The more ambitious you are, the more difficulty you can expect and the longer it will take you to complete your research. Too, the more time that you take, the less likely that you will complete your work. Constructing hypotheses is the stage where you limit your research focus by selecting a few interesting relationships to examine.
There are a few reasons [you can likely think of others]:
Thus, it is better to begin with a small number of hypotheses that lend themselves to fairly straight-forward testing.
An assumption is a reasonable explanation which will not be tested and which cannot be supported or rejected on the basis of available evidence.
A hypothesis is an assumption which is being tested. It should be a likely or reasonable explanation.
Often, the hypothesis transforms the problem statement question into a testable situation [a functional relationship]. The problem statement might be "what is the effect of bibliographic instruction on student GPA. Note that two variables are mentioned: BI and GPA. The hypothesis links an dependent variable [the variable being studied] and an independent variable [the likely cause of change in the dependent variable. Here, we hypothesize that there is a relationship between bibliographic instruction and student grade point average. The student GPA would be the dependent or result variable while BI would be the independent or causal variable. A testing relationship reflects your expectations of this relationship. For example, student GPA is a function of BI so that students who have completed bibliographic instruction will have a significantly higher GPA than those who did not.
Examples of de facto relationships that could easily be turned into a hypothesis:
An alternative variable is an additional or competing independent variable. You may test more than one independent variable with an additional hypothesis.
An antecedent variable is one that comes before the dependent variable and may need to be controlled. For example, parent wealth or college entrance test scores might be antecedent variables. We would control by insuring that students with high test scores and students with low test scores, for example, are found in both the treatment group [those that receive BI] and the control group [those that do not]. In a study of librarian salary, we would likely need to control for seniority, degrees, type of position, professional activity and the like to insure that we are comparing apples with apples and not with oranges.
A generalization is a tested hypothesis which has been supported. When combined so that they have broader applicability, generalizations cumulate into theories. Note that a theory is supported by evidence. If a theory does not work in the real world, it is not a theory.
The process begins with the dependent variable which by convention is labeled Y. The dependent variable is the one that you wish to change or is the result of the outcome of some action. Examples might include:
All variables may be dichotomous [two values only] or multi-valued [with more than two values]. For example, the variable "sex" typically has two values "m" and "f." The variable "salary" has several values.
These are the variables likely to be responsible for change in the dependent variable [sometimes called the likely causal variable]. They stand by themselves, thus are independent, and by convention are labeled X.
Being as imaginative as possible, identify as many different independent variables as possible that might be responsible for change in your dependent variable. These variables may be found in the literature, by analysis of existing data, by observation, and by creative reflection.
Beware of starting with only a "favored" variable. The point of hypothesis testing is to discover and test relationships and not just confirm an existing belief.
Each independent - dependent variable relationship is a hypothesis. You need to have enough hypotheses to accommodate the most likely relationships or explanations, but not too many.
Variable relationships are normally constructed according to a standard model: "variable a is a function of variable b so that...." The dependent variable comes first as in "mutilation is a function of photo duplication cost so that as cost decreases mutilation also decreases."
Functional hypotheses may be directional or non-directional. Directional hypotheses specify the particular direction of the expected change and require a one-tailed test. Here is an example, "use of foreign language material is a function of time so that as time increases foreign language use will decrease. Non-directional hypotheses do not specify a direction and require a two-tailed test. Here is an example, "use of foreign language material is a function of time so that as time increases foreign language use will change."

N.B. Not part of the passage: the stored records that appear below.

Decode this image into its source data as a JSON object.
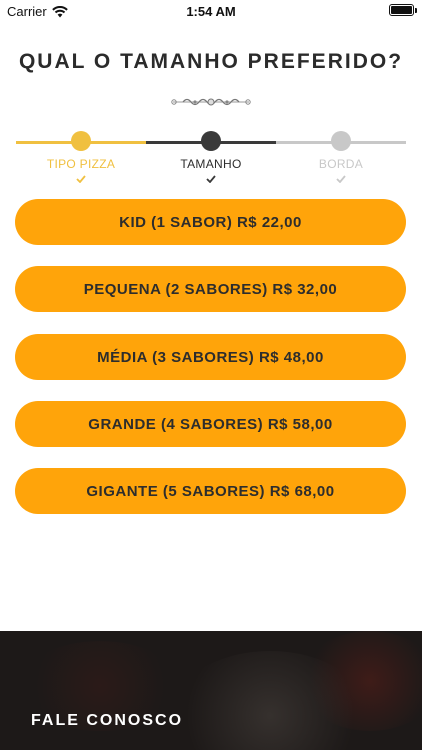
{
  "status_bar": {
    "carrier": "Carrier",
    "time": "1:54 AM",
    "icons": [
      "wifi-icon",
      "battery-icon"
    ]
  },
  "page": {
    "title": "QUAL O TAMANHO PREFERIDO?"
  },
  "stepper": {
    "steps": [
      {
        "label": "TIPO PIZZA",
        "state": "completed",
        "color": "#f0c040"
      },
      {
        "label": "TAMANHO",
        "state": "active",
        "color": "#3a3a3a"
      },
      {
        "label": "BORDA",
        "state": "pending",
        "color": "#c8c8c8"
      }
    ]
  },
  "options": [
    {
      "label": "KID (1 SABOR) R$ 22,00"
    },
    {
      "label": "PEQUENA (2 SABORES) R$ 32,00"
    },
    {
      "label": "MÉDIA (3 SABORES) R$ 48,00"
    },
    {
      "label": "GRANDE (4 SABORES) R$ 58,00"
    },
    {
      "label": "GIGANTE (5 SABORES) R$ 68,00"
    }
  ],
  "footer": {
    "title": "FALE CONOSCO"
  },
  "colors": {
    "accent": "#ffa40a",
    "step_done": "#f0c040",
    "step_active": "#3a3a3a",
    "step_pending": "#c8c8c8",
    "footer_bg": "#1d1918"
  }
}
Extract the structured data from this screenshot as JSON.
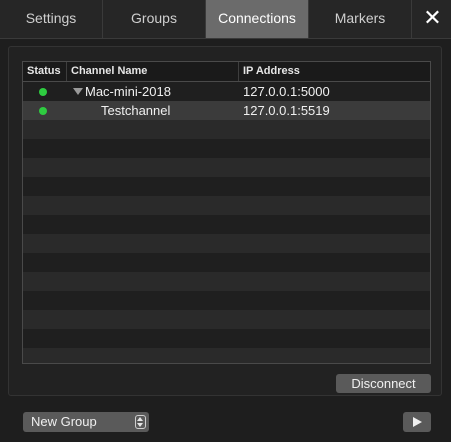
{
  "tabs": [
    {
      "label": "Settings",
      "active": false
    },
    {
      "label": "Groups",
      "active": false
    },
    {
      "label": "Connections",
      "active": true
    },
    {
      "label": "Markers",
      "active": false
    }
  ],
  "close_icon": "close-icon",
  "table": {
    "columns": [
      "Status",
      "Channel Name",
      "IP Address"
    ],
    "rows": [
      {
        "status": "online",
        "name": "Mac-mini-2018",
        "ip": "127.0.0.1:5000",
        "expanded": true,
        "level": 0
      },
      {
        "status": "online",
        "name": "Testchannel",
        "ip": "127.0.0.1:5519",
        "level": 1,
        "selected": true
      }
    ],
    "status_color": "#2ecc40"
  },
  "buttons": {
    "disconnect": "Disconnect",
    "play_icon": "play-icon"
  },
  "group_select": {
    "value": "New Group"
  }
}
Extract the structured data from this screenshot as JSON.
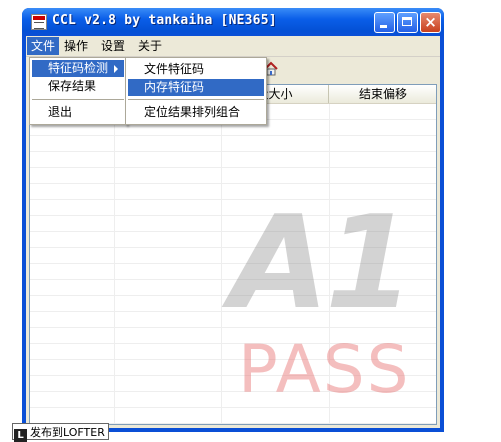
{
  "window": {
    "title": "CCL v2.8  by tankaiha [NE365]",
    "controls": {
      "minimize": "minimize",
      "maximize": "maximize",
      "close": "×"
    }
  },
  "menubar": {
    "items": [
      "文件",
      "操作",
      "设置",
      "关于"
    ]
  },
  "file_menu": {
    "items": [
      "特征码检测",
      "保存结果",
      "退出"
    ]
  },
  "submenu": {
    "items": [
      "文件特征码",
      "内存特征码",
      "定位结果排列组合"
    ]
  },
  "listview": {
    "columns": [
      "",
      "",
      "段大小",
      "结束偏移"
    ]
  },
  "watermark": {
    "main": "A1",
    "sub": "PASS"
  },
  "badge": {
    "logo": "L",
    "label": "发布到LOFTER"
  },
  "colors": {
    "accent": "#316ac5",
    "titlebar": "#0a4fd6",
    "face": "#ece9d8"
  }
}
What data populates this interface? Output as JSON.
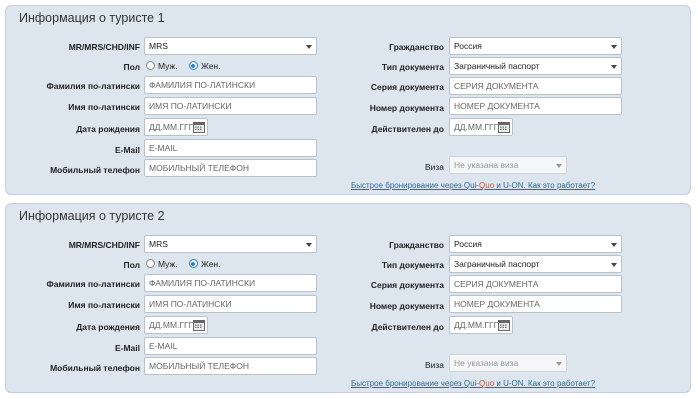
{
  "tourists": [
    {
      "title": "Информация о туристе 1",
      "labels": {
        "title_code": "MR/MRS/CHD/INF",
        "gender": "Пол",
        "last_name": "Фамилия по-латински",
        "first_name": "Имя по-латински",
        "birth_date": "Дата рождения",
        "email": "E-Mail",
        "phone": "Мобильный телефон",
        "citizenship": "Гражданство",
        "doc_type": "Тип документа",
        "doc_series": "Серия документа",
        "doc_number": "Номер документа",
        "valid_until": "Действителен до",
        "visa": "Виза"
      },
      "values": {
        "title_code": "MRS",
        "gender_male": "Муж.",
        "gender_female": "Жен.",
        "gender_selected": "female",
        "last_name_placeholder": "ФАМИЛИЯ ПО-ЛАТИНСКИ",
        "first_name_placeholder": "ИМЯ ПО-ЛАТИНСКИ",
        "birth_date_placeholder": "ДД.ММ.ГГГГ",
        "email_placeholder": "E-MAIL",
        "phone_placeholder": "МОБИЛЬНЫЙ ТЕЛЕФОН",
        "citizenship": "Россия",
        "doc_type": "Заграничный паспорт",
        "doc_series_placeholder": "СЕРИЯ ДОКУМЕНТА",
        "doc_number_placeholder": "НОМЕР ДОКУМЕНТА",
        "valid_until_placeholder": "ДД.ММ.ГГГГ",
        "visa": "Не указана виза"
      },
      "quick_link": {
        "before": "Быстрое бронирование через ",
        "qui": "Qui-",
        "quo": "Quo",
        "after": " и U-ON. Как это работает?"
      }
    },
    {
      "title": "Информация о туристе 2",
      "labels": {
        "title_code": "MR/MRS/CHD/INF",
        "gender": "Пол",
        "last_name": "Фамилия по-латински",
        "first_name": "Имя по-латински",
        "birth_date": "Дата рождения",
        "email": "E-Mail",
        "phone": "Мобильный телефон",
        "citizenship": "Гражданство",
        "doc_type": "Тип документа",
        "doc_series": "Серия документа",
        "doc_number": "Номер документа",
        "valid_until": "Действителен до",
        "visa": "Виза"
      },
      "values": {
        "title_code": "MRS",
        "gender_male": "Муж.",
        "gender_female": "Жен.",
        "gender_selected": "female",
        "last_name_placeholder": "ФАМИЛИЯ ПО-ЛАТИНСКИ",
        "first_name_placeholder": "ИМЯ ПО-ЛАТИНСКИ",
        "birth_date_placeholder": "ДД.ММ.ГГГГ",
        "email_placeholder": "E-MAIL",
        "phone_placeholder": "МОБИЛЬНЫЙ ТЕЛЕФОН",
        "citizenship": "Россия",
        "doc_type": "Заграничный паспорт",
        "doc_series_placeholder": "СЕРИЯ ДОКУМЕНТА",
        "doc_number_placeholder": "НОМЕР ДОКУМЕНТА",
        "valid_until_placeholder": "ДД.ММ.ГГГГ",
        "visa": "Не указана виза"
      },
      "quick_link": {
        "before": "Быстрое бронирование через ",
        "qui": "Qui-",
        "quo": "Quo",
        "after": " и U-ON. Как это работает?"
      }
    }
  ],
  "icons": {
    "calendar": "calendar-icon",
    "dropdown": "chevron-down-icon"
  },
  "colors": {
    "panel_bg": "#dde6ee",
    "radio_accent": "#2d7fd3",
    "link": "#2a6f9b",
    "quo_accent": "#d9532c"
  }
}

In the sciences, null hypotheses are frequently used. The null hypothesis posits no relationship and then sees if a relationship exists. Here is an example, "the use of foreign language material has not changed over time." This is a conservative approach and works well with statistical techniques, many of which are aimed at measuring the likelihood that a difference found is truly significant [significant means generalizable to a larger population]. If the null hypothesis is not supported, the way is open for an alternative hypothesis.
Normally, you will filter the number of potential hypotheses to those most likely to offer a persuasive explanation.

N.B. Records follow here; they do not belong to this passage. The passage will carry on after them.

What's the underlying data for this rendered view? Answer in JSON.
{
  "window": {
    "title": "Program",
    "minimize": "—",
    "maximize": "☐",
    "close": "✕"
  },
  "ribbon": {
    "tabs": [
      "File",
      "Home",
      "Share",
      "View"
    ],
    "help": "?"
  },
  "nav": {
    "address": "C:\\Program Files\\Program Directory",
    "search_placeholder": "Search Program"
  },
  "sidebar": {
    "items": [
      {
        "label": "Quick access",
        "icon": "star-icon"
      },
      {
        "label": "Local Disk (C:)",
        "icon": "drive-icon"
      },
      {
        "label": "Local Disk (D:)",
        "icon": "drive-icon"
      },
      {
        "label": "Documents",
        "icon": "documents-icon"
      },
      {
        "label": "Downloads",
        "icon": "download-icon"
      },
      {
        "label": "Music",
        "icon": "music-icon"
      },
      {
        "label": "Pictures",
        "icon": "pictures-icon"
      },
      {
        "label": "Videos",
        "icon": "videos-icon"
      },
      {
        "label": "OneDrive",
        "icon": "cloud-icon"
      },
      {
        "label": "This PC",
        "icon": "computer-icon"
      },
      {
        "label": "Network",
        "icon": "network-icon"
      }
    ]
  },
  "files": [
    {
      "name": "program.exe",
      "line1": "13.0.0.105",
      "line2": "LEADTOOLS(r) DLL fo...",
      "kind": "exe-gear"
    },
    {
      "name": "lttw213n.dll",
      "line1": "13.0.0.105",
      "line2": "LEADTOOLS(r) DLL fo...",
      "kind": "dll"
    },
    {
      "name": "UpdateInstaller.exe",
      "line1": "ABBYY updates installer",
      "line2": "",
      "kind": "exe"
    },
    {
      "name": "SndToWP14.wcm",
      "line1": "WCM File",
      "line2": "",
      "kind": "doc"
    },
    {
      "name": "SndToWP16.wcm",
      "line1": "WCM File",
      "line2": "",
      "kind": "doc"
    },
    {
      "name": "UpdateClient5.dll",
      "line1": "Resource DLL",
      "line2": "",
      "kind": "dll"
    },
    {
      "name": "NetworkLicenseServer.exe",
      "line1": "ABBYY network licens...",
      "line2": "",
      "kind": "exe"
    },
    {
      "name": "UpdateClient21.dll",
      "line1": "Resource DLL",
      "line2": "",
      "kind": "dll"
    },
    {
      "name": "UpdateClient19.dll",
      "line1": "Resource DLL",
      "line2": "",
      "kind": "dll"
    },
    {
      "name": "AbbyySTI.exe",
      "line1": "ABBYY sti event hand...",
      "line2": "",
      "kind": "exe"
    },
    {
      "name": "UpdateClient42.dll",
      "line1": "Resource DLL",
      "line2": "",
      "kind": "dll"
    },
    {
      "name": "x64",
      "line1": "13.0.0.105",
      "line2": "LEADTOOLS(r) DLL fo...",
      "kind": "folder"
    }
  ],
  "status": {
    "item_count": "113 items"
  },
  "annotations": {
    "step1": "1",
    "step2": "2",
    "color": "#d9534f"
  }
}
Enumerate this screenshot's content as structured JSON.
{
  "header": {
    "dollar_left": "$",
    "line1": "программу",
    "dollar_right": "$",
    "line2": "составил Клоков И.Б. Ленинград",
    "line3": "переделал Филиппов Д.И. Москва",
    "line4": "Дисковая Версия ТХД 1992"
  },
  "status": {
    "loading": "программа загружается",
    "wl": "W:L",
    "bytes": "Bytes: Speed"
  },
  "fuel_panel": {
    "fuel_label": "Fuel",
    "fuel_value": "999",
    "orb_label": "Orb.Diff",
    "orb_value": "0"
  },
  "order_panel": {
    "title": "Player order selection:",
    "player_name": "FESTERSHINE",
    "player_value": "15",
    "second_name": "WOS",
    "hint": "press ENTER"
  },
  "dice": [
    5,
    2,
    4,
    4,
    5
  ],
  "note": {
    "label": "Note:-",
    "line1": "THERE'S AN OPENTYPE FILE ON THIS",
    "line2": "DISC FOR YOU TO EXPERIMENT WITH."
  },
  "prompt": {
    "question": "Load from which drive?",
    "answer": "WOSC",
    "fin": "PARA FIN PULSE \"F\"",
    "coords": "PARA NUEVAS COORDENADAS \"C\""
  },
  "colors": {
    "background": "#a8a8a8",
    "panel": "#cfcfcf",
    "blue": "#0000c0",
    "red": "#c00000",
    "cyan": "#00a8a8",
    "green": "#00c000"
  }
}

The one or two hypotheses selected should be testable and the hypothesis should clearly indicate what sort of data is needed to support or reject.

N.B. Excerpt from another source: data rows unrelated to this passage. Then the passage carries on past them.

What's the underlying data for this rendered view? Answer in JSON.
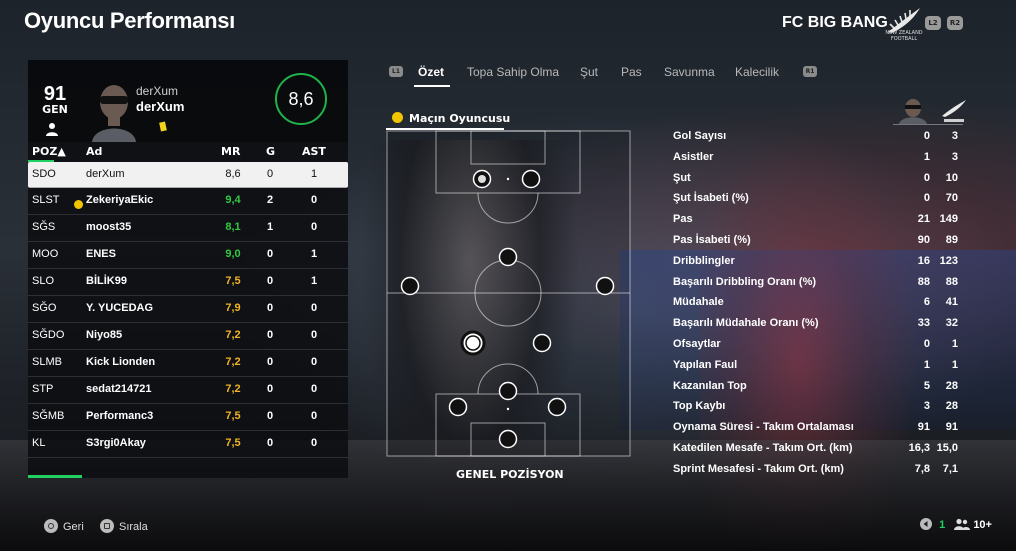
{
  "title": "Oyuncu Performansı",
  "club": {
    "name": "FC BIG BANG",
    "logo_text": "NEW ZEALAND FOOTBALL",
    "buttons": [
      "L2",
      "R2"
    ]
  },
  "player": {
    "overall": "91",
    "overall_label": "GEN",
    "name_line1": "derXum",
    "name_line2": "derXum",
    "rating": "8,6",
    "card": "yellow-card"
  },
  "table": {
    "headers": {
      "pos": "POZ▲",
      "name": "Ad",
      "mr": "MR",
      "g": "G",
      "ast": "AST"
    },
    "rows": [
      {
        "pos": "SDO",
        "name": "derXum",
        "mr": "8,6",
        "g": "0",
        "ast": "1",
        "mr_color": "#111111",
        "potm": false
      },
      {
        "pos": "SLST",
        "name": "ZekeriyaEkic",
        "mr": "9,4",
        "g": "2",
        "ast": "0",
        "mr_color": "#32c840",
        "potm": true
      },
      {
        "pos": "SĞS",
        "name": "moost35",
        "mr": "8,1",
        "g": "1",
        "ast": "0",
        "mr_color": "#32c840",
        "potm": false
      },
      {
        "pos": "MOO",
        "name": "ENES",
        "mr": "9,0",
        "g": "0",
        "ast": "1",
        "mr_color": "#32c840",
        "potm": false
      },
      {
        "pos": "SLO",
        "name": "BİLİK99",
        "mr": "7,5",
        "g": "0",
        "ast": "1",
        "mr_color": "#f0b323",
        "potm": false
      },
      {
        "pos": "SĞO",
        "name": "Y. YUCEDAG",
        "mr": "7,9",
        "g": "0",
        "ast": "0",
        "mr_color": "#f0b323",
        "potm": false
      },
      {
        "pos": "SĞDO",
        "name": "Niyo85",
        "mr": "7,2",
        "g": "0",
        "ast": "0",
        "mr_color": "#f0b323",
        "potm": false
      },
      {
        "pos": "SLMB",
        "name": "Kick Lionden",
        "mr": "7,2",
        "g": "0",
        "ast": "0",
        "mr_color": "#f0b323",
        "potm": false
      },
      {
        "pos": "STP",
        "name": "sedat214721",
        "mr": "7,2",
        "g": "0",
        "ast": "0",
        "mr_color": "#f0b323",
        "potm": false
      },
      {
        "pos": "SĞMB",
        "name": "Performanc3",
        "mr": "7,5",
        "g": "0",
        "ast": "0",
        "mr_color": "#f0b323",
        "potm": false
      },
      {
        "pos": "KL",
        "name": "S3rgi0Akay",
        "mr": "7,5",
        "g": "0",
        "ast": "0",
        "mr_color": "#f0b323",
        "potm": false
      }
    ]
  },
  "tabs": {
    "left_button": "L1",
    "right_button": "R1",
    "items": [
      "Özet",
      "Topa Sahip Olma",
      "Şut",
      "Pas",
      "Savunma",
      "Kalecilik"
    ],
    "active": "Özet"
  },
  "pitch": {
    "potm_label": "Maçın Oyuncusu",
    "caption": "GENEL POZİSYON"
  },
  "stats": {
    "rows": [
      {
        "label": "Gol Sayısı",
        "player": "0",
        "team": "3"
      },
      {
        "label": "Asistler",
        "player": "1",
        "team": "3"
      },
      {
        "label": "Şut",
        "player": "0",
        "team": "10"
      },
      {
        "label": "Şut İsabeti (%)",
        "player": "0",
        "team": "70"
      },
      {
        "label": "Pas",
        "player": "21",
        "team": "149"
      },
      {
        "label": "Pas İsabeti (%)",
        "player": "90",
        "team": "89"
      },
      {
        "label": "Dribblingler",
        "player": "16",
        "team": "123"
      },
      {
        "label": "Başarılı Dribbling Oranı (%)",
        "player": "88",
        "team": "88"
      },
      {
        "label": "Müdahale",
        "player": "6",
        "team": "41"
      },
      {
        "label": "Başarılı Müdahale Oranı (%)",
        "player": "33",
        "team": "32"
      },
      {
        "label": "Ofsaytlar",
        "player": "0",
        "team": "1"
      },
      {
        "label": "Yapılan Faul",
        "player": "1",
        "team": "1"
      },
      {
        "label": "Kazanılan Top",
        "player": "5",
        "team": "28"
      },
      {
        "label": "Top Kaybı",
        "player": "3",
        "team": "28"
      },
      {
        "label": "Oynama Süresi - Takım Ortalaması",
        "player": "91",
        "team": "91"
      },
      {
        "label": "Katedilen Mesafe - Takım Ort. (km)",
        "player": "16,3",
        "team": "15,0"
      },
      {
        "label": "Sprint Mesafesi - Takım Ort. (km)",
        "player": "7,8",
        "team": "7,1"
      }
    ]
  },
  "footer": {
    "back_label": "Geri",
    "sort_label": "Sırala",
    "page": "1",
    "players": "10+"
  }
}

Cross-tabulation is often quite useful in visualizing the relationships to be tested, especially with nominal data. Cross-tabulation consists of rows and columns for variables and values. For example, row 2 might be for the variable "sex" and the values that might be placed in a cell would be "1" for female and "2" for male. Each row would represent a separate case. Nominal data is data that has not arithmetic property as in the example above. We cannot or should not add the 1s and 2s to generate a mean.
Do not confuse causation with association. Most problems have multiple causes and most dependent variables are affected by a variety of independent variables. In order to "prove" that variable B is solely responsible for change in variable A, you need to demonstrate that B happens before A, that every occurrence of B is connected with an occurrence of B, and that no other variable is responsible.